Woke up the other day with a hell of a head cold, feeling like an entire roll of toilet paper had been stuffed up my nostrils while i dozed, none the wiser. That might have well been the case because for the remainder of this week I've proceeded to use entire rolls of toilet paper to mop up the snot that keeps spewing forth from my head as if it's going out of style. Such is the nature of changing seasons in Japan. By my best estimate, a good 40% of the staff at school seems to have the same cold or something like it.
Well today I just got through the day at work and decided to take a holiday from my Japanese class downtown, which necessitates a 1:30 hour commute which costs about $20 round trip. I'll just relax, I thought, and get some shopping done. Hooo boy.
I headed to Uniqlo after work and dropped a cool 15000 yen (about $165) on some nice new work clothes and jeans. Then I picked up some beer and other basic amenities before meeting Chiharu for dinner. Tonight's going to be a good night, methought.
We went out for yakiniku and then returned to my apartment. Once there, I discovered that my clothes and beer were missing from the back seat. Could they really have disappeared, I thought? I must be suffering from some sort of cold-induced delirium.
No. Somebody in my piddly, boring town did in fact open my unlocked car, while we dined in plain sight through the window of the restaurant, took my nice, new, just-my-size clothes and my beer. I'm going to repeat that. AND my beer. I could maybe get over someone stealing a bunch of M-sized clothes from Japan's equivalent of The Gap. But did you have to take the beer? I bought a $5 can of Belgian weissbeer that I was really looking forward to. Not to mention an overpriced 6-pack of regular ol' Kirin.

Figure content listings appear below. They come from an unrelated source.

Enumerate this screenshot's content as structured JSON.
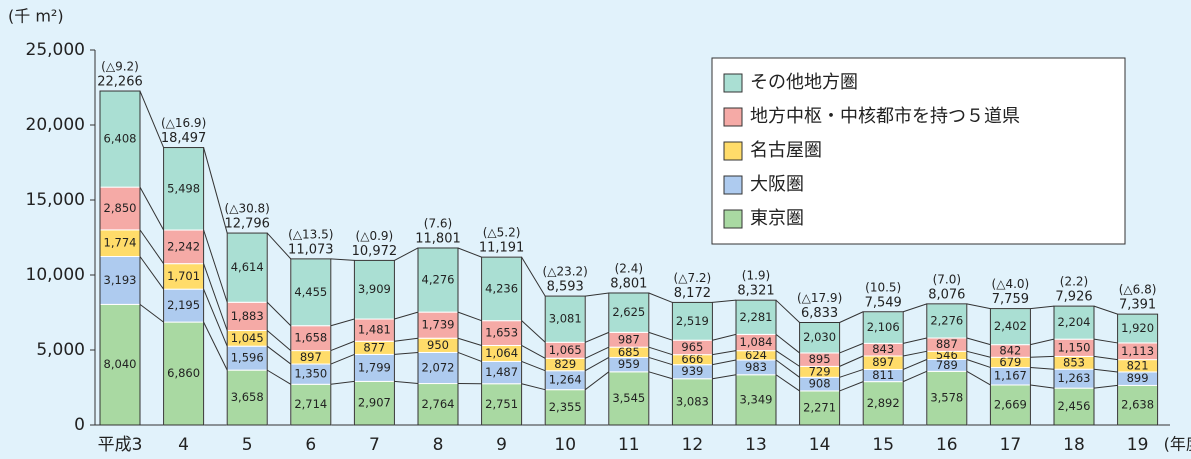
{
  "chart_data": {
    "type": "stacked-bar",
    "y_unit": "(千 m²)",
    "x_unit": "(年度)",
    "categories": [
      "平成3",
      "4",
      "5",
      "6",
      "7",
      "8",
      "9",
      "10",
      "11",
      "12",
      "13",
      "14",
      "15",
      "16",
      "17",
      "18",
      "19"
    ],
    "series": [
      {
        "name": "東京圏",
        "color": "#a9d9a2",
        "values": [
          8040,
          6860,
          3658,
          2714,
          2907,
          2764,
          2751,
          2355,
          3545,
          3083,
          3349,
          2271,
          2892,
          3578,
          2669,
          2456,
          2638
        ],
        "value_labels": [
          "8,040",
          "6,860",
          "3,658",
          "2,714",
          "2,907",
          "2,764",
          "2,751",
          "2,355",
          "3,545",
          "3,083",
          "3,349",
          "2,271",
          "2,892",
          "3,578",
          "2,669",
          "2,456",
          "2,638"
        ]
      },
      {
        "name": "大阪圏",
        "color": "#aecbef",
        "values": [
          3193,
          2195,
          1596,
          1350,
          1799,
          2072,
          1487,
          1264,
          959,
          939,
          983,
          908,
          811,
          789,
          1167,
          1263,
          899
        ],
        "value_labels": [
          "3,193",
          "2,195",
          "1,596",
          "1,350",
          "1,799",
          "2,072",
          "1,487",
          "1,264",
          "959",
          "939",
          "983",
          "908",
          "811",
          "789",
          "1,167",
          "1,263",
          "899"
        ]
      },
      {
        "name": "名古屋圏",
        "color": "#ffdc6a",
        "values": [
          1774,
          1701,
          1045,
          897,
          877,
          950,
          1064,
          829,
          685,
          666,
          624,
          729,
          897,
          546,
          679,
          853,
          821
        ],
        "value_labels": [
          "1,774",
          "1,701",
          "1,045",
          "897",
          "877",
          "950",
          "1,064",
          "829",
          "685",
          "666",
          "624",
          "729",
          "897",
          "546",
          "679",
          "853",
          "821"
        ]
      },
      {
        "name": "地方中枢・中核都市を持つ５道県",
        "color": "#f5aaa6",
        "values": [
          2850,
          2242,
          1883,
          1658,
          1481,
          1739,
          1653,
          1065,
          987,
          965,
          1084,
          895,
          843,
          887,
          842,
          1150,
          1113
        ],
        "value_labels": [
          "2,850",
          "2,242",
          "1,883",
          "1,658",
          "1,481",
          "1,739",
          "1,653",
          "1,065",
          "987",
          "965",
          "1,084",
          "895",
          "843",
          "887",
          "842",
          "1,150",
          "1,113"
        ]
      },
      {
        "name": "その他地方圏",
        "color": "#aadfd3",
        "values": [
          6408,
          5498,
          4614,
          4455,
          3909,
          4276,
          4236,
          3081,
          2625,
          2519,
          2281,
          2030,
          2106,
          2276,
          2402,
          2204,
          1920
        ],
        "value_labels": [
          "6,408",
          "5,498",
          "4,614",
          "4,455",
          "3,909",
          "4,276",
          "4,236",
          "3,081",
          "2,625",
          "2,519",
          "2,281",
          "2,030",
          "2,106",
          "2,276",
          "2,402",
          "2,204",
          "1,920"
        ]
      }
    ],
    "totals": {
      "values": [
        22266,
        18497,
        12796,
        11073,
        10972,
        11801,
        11191,
        8593,
        8801,
        8172,
        8321,
        6833,
        7549,
        8076,
        7759,
        7926,
        7391
      ],
      "value_labels": [
        "22,266",
        "18,497",
        "12,796",
        "11,073",
        "10,972",
        "11,801",
        "11,191",
        "8,593",
        "8,801",
        "8,172",
        "8,321",
        "6,833",
        "7,549",
        "8,076",
        "7,759",
        "7,926",
        "7,391"
      ]
    },
    "changes": [
      "(△9.2)",
      "(△16.9)",
      "(△30.8)",
      "(△13.5)",
      "(△0.9)",
      "(7.6)",
      "(△5.2)",
      "(△23.2)",
      "(2.4)",
      "(△7.2)",
      "(1.9)",
      "(△17.9)",
      "(10.5)",
      "(7.0)",
      "(△4.0)",
      "(2.2)",
      "(△6.8)"
    ],
    "ylim": [
      0,
      25000
    ],
    "yticks": [
      0,
      {
        "value": 5000,
        "label": "5,000"
      },
      {
        "value": 10000,
        "label": "10,000"
      },
      {
        "value": 15000,
        "label": "15,000"
      },
      {
        "value": 20000,
        "label": "20,000"
      },
      {
        "value": 25000,
        "label": "25,000"
      }
    ],
    "legend": "upper right"
  }
}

The real roscoe to the face was what they didn't steal; the only item left in the car was a 12-pack of toilet paper that I had purchased while waiting for them to finish my pants. Bastards! Well it's a good thing they didn't steal that toilet paper, because I was almost out, and I am still going through it by blowing my nose at an alarming pace.
When we got back to my apartment, we decided we might as well call the cops, which turned into a ridiculous and long, but really hilarious experience. They came to my apartment and proceeded to dust the car for prints! How old school is that!? They had a comically big chalk-duster and everything. Following that, they interviewing me thoroughly about all the details: the location of the bags. The label and art on the bags. What clothes I had bought, the color of the shirts, long sleeves? short sleeves? the cost of the beer, the brand of beer, how many ounces of beer in the cans ("were the regular 350 ml cans or tall boys?"), and so on. Then they came up to my apartment and took both my fingerprints and Chiharu's (to compare against what they uncovered on the car). Then we returned to the scene of the crime, outside the restaurant, where the police snooped around for clues for like 10 minutes. It was all exhausting but very entertaining.
But I dont want to come off like a Negative Nancy on this blog, so without further adieu, I present you with one of the most beautiful places I have ever been; Yakushima. It's a rocky island off the south shore f Kyushu, and home to deers, monkeys, and a ton of cedar trees, some of which are thousands of years old. The oldest of the bunch are honored with individual names, and the oldest of them all is named Jómon Sugi. Standing next to something that has been alive for that long is a pretty humbling experience. My friends and went there a couple weeks ago for a 3-day excursion.
EDIT: oh yeah, I almost forgot the part about how, when I was taking a shower tonight, as I went to dispense some body soap onto my humble loofah, the soap squirted in an outrageous trajectory, right into my eyes, as if god himself had decided to ejaculate on my face. The only thing I could do at that point was laugh.